Ignacio Giraldo (Nacho), era un prestigioso ingeniero mecánico de Medellín de los años sesenta. Había hecho un posgrado en Inglaterra en ingeniería automotriz y allí se conoció con la que fue su esposa, Elly, una bella irlandesa, especializada en música celta que además tañía el arpa galesa con admirables sonoridad y encanto. Después de una estancia de tres años en Europa, Nacho y Elly regresaron a Medellín. Muy pronto, Nacho se vinculó a una naciente ensambladora de autos y en pocos meses llegó a ser el gerente técnico, cargo de la más alta responsabilidad en la naciente empresa. La vida de ambos transcurría con absoluta normalidad. Ella ejercía como docente en una universidad y vivían la vida social de una pareja sin hijos, perteneciente a un nivel ejecutivo, de clubes sociales, reuniones de amigos y familiares, veían los noticieros, estaban suscritos a dos periódicos y algunas revistas, tenían su apartamento, un buen carro y una pequeña casa campestre en las afueras de la ciudad, donde pasaban siempre los fines de semana.
Un buen día, Nacho y Elly desaparecieron sin dejar huella ni rastro. Después de buscar clínicas y hospitales en vano tampoco se encontraron señales de violencia, robo o atraco en su casa. Todo estaba intacto en su lugar. De inmediato se movilizó el aparato de seguridad del Estado: un secuestro, fue la primera hipótesis, en un momento en que las guerrillas colombianas arreciaban sus acciones militares urbanas. Con el paso de los días, esa primera hipótesis empezó a fallar porque nunca se recibió ninguna señal de sus posibles captores. Empezaron a contarse meses y el misterio se había apoderado de este caso. Los investigadores relatan que la noche anterior a su desaparición estuvieron comiendo donde unos amigos, y salieron hacia las once de la noche sin ninguna señal que advirtiera algo anormal. El portero del edificio señala que esa noche llegaron al conjunto residencial, y al otro día, como todos los días, salieron ambos hacia las siete de la mañana, sin que algo advirtiera alguna inquietud o preocupación: no estaban borrachos, no se veían afligidos, no discutían. Todo normal. En la familia y los amigos más cercanos, nadie decía nada que diera una luz para esclarecer este caso. Mientras tanto, en la empresa esa desaparición empezó a causar estragos: Nacho era el alma y nervio de la producción. Después de diez años de consagración, día y noche, era el motor de esa fábrica de automóviles: el control de materias primas, la fundición de piezas, la carrocería, el ensamble, el estudio de nuevos diseños, el desarrollo de nuevos productos y el control de calidad, todo, en un momento en que la empresa era líder en su género, con expectativas de venta crecientes, y el cerebro de todo eso, desaparecido.

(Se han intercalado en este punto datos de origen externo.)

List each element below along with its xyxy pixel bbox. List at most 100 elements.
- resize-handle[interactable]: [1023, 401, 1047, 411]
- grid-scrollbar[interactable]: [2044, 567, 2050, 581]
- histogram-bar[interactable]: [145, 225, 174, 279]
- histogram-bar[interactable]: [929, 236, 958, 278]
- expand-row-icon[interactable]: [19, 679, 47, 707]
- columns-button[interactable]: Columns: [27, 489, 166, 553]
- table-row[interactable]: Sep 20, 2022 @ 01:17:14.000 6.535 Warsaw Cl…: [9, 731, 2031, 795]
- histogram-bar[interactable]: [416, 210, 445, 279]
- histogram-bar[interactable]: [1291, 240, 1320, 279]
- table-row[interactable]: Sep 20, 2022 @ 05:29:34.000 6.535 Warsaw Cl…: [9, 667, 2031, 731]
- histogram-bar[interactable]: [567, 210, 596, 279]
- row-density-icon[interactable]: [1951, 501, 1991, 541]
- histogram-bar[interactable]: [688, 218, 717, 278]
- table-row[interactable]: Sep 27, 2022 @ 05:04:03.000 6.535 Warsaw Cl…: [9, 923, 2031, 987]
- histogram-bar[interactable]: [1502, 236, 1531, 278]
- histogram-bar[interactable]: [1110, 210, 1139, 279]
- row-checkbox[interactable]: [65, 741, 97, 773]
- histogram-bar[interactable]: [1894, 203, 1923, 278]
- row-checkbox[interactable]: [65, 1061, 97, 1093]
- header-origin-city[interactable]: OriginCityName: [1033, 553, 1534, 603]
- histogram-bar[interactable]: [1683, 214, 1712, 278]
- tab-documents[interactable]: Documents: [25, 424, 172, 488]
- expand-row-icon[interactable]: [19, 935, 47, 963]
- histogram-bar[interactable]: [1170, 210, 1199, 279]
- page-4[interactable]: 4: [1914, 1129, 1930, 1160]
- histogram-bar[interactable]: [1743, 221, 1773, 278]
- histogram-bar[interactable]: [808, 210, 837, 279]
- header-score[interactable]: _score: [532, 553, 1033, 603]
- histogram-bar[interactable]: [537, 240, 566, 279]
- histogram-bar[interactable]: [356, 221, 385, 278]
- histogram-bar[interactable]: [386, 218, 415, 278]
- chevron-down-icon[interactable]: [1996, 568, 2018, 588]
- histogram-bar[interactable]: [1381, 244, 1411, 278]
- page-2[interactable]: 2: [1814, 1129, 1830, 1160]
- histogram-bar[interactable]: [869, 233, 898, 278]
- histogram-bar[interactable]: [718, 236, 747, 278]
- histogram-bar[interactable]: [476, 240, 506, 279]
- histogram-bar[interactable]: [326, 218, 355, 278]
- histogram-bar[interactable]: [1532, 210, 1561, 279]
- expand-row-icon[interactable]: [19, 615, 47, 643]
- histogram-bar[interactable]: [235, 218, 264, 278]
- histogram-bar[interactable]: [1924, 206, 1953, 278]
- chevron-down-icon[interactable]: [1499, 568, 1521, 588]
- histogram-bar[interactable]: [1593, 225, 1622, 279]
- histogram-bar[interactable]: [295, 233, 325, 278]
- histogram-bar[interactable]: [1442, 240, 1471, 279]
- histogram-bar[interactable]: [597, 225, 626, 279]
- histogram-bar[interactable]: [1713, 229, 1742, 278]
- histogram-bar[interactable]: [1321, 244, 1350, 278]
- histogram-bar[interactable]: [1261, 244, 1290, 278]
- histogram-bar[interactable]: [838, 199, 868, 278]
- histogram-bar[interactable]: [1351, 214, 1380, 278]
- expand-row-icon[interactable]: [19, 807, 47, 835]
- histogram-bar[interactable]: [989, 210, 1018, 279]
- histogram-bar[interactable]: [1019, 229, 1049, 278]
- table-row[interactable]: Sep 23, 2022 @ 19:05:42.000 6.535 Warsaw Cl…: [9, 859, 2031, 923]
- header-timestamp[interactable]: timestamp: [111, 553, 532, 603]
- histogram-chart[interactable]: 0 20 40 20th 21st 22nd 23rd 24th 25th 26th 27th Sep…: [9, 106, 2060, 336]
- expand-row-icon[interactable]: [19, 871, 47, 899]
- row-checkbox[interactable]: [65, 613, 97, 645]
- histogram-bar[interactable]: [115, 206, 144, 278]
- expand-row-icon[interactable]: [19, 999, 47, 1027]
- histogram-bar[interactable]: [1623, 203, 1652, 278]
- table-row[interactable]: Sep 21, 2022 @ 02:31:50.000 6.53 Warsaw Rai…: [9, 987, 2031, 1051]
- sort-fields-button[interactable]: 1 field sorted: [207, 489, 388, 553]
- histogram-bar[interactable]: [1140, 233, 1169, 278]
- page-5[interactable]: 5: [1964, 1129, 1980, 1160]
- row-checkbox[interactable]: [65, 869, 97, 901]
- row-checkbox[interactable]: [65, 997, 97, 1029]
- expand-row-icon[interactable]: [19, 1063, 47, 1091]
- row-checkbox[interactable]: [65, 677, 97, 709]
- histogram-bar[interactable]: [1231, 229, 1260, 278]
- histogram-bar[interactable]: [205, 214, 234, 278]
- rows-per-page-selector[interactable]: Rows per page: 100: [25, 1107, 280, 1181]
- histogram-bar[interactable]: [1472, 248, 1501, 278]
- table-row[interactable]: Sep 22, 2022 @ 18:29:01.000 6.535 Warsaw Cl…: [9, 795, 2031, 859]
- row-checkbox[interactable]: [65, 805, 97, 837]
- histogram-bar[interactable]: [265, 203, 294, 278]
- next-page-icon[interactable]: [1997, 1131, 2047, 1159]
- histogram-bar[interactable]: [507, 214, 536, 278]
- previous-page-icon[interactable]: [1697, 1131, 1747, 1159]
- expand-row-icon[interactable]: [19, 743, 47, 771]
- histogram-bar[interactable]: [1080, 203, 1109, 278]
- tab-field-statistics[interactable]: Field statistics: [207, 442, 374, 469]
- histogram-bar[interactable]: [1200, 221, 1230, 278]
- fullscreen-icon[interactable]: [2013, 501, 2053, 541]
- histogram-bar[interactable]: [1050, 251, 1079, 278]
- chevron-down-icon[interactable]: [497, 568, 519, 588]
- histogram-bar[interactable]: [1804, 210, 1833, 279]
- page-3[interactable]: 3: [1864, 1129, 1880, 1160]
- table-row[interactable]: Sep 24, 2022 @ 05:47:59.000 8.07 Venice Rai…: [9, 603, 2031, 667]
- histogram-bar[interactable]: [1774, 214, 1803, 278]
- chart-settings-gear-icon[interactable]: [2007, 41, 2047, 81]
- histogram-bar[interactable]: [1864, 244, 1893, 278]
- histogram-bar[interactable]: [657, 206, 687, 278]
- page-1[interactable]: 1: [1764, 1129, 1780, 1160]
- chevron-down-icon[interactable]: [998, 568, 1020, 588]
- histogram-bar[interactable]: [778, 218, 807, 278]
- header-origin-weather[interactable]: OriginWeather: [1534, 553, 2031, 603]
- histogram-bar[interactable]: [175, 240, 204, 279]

Pasados seis meses de búsqueda infructuosa, las autoridades estaban más desconcertadas que cuando sucedió este hecho. Nada arrojaba una luz, un indicio, un resquicio que condujera a esclarecer esa misteriosa partida.
Un buen día llegaron a Taganga, una aldea de pescadores, muy cerca de Santa Marta, con todo el encanto del parque Tayrona, una pareja venida del interior que, previamente, había logrado autorización de la comunidad para construir un bohío a la manera de los nativos, con el compromiso de respetar sus reglas y costumbres. Allí se instalaron. Se alimentaban de frutas, verduras y pescado. Ella tocaba el arpa y él sonaba una flauta o un tambor, cerca a la playa, en largas noches de amor y de luna llena. Fabricaban pulseritas de cuero y collares de piedras tayronas que vendían a los turistas en Cartagena y Santa Marta. Sin lujos ni comodidades, sin radio, prensa o televisión, quedaron integrados a esa comunidad de pescadores que estaban anclados en ese pequeño paraíso desde tiempos ancestrales. Parecían vivir felices.
Mucho tiempo después, cuando los encontraron, Nacho respondió, simplemente: “no quise entregarle toda mi vida a una empresa… Y me cansé de pertenecer a un país gobernado por tantos odio, maldad e hipocresía”.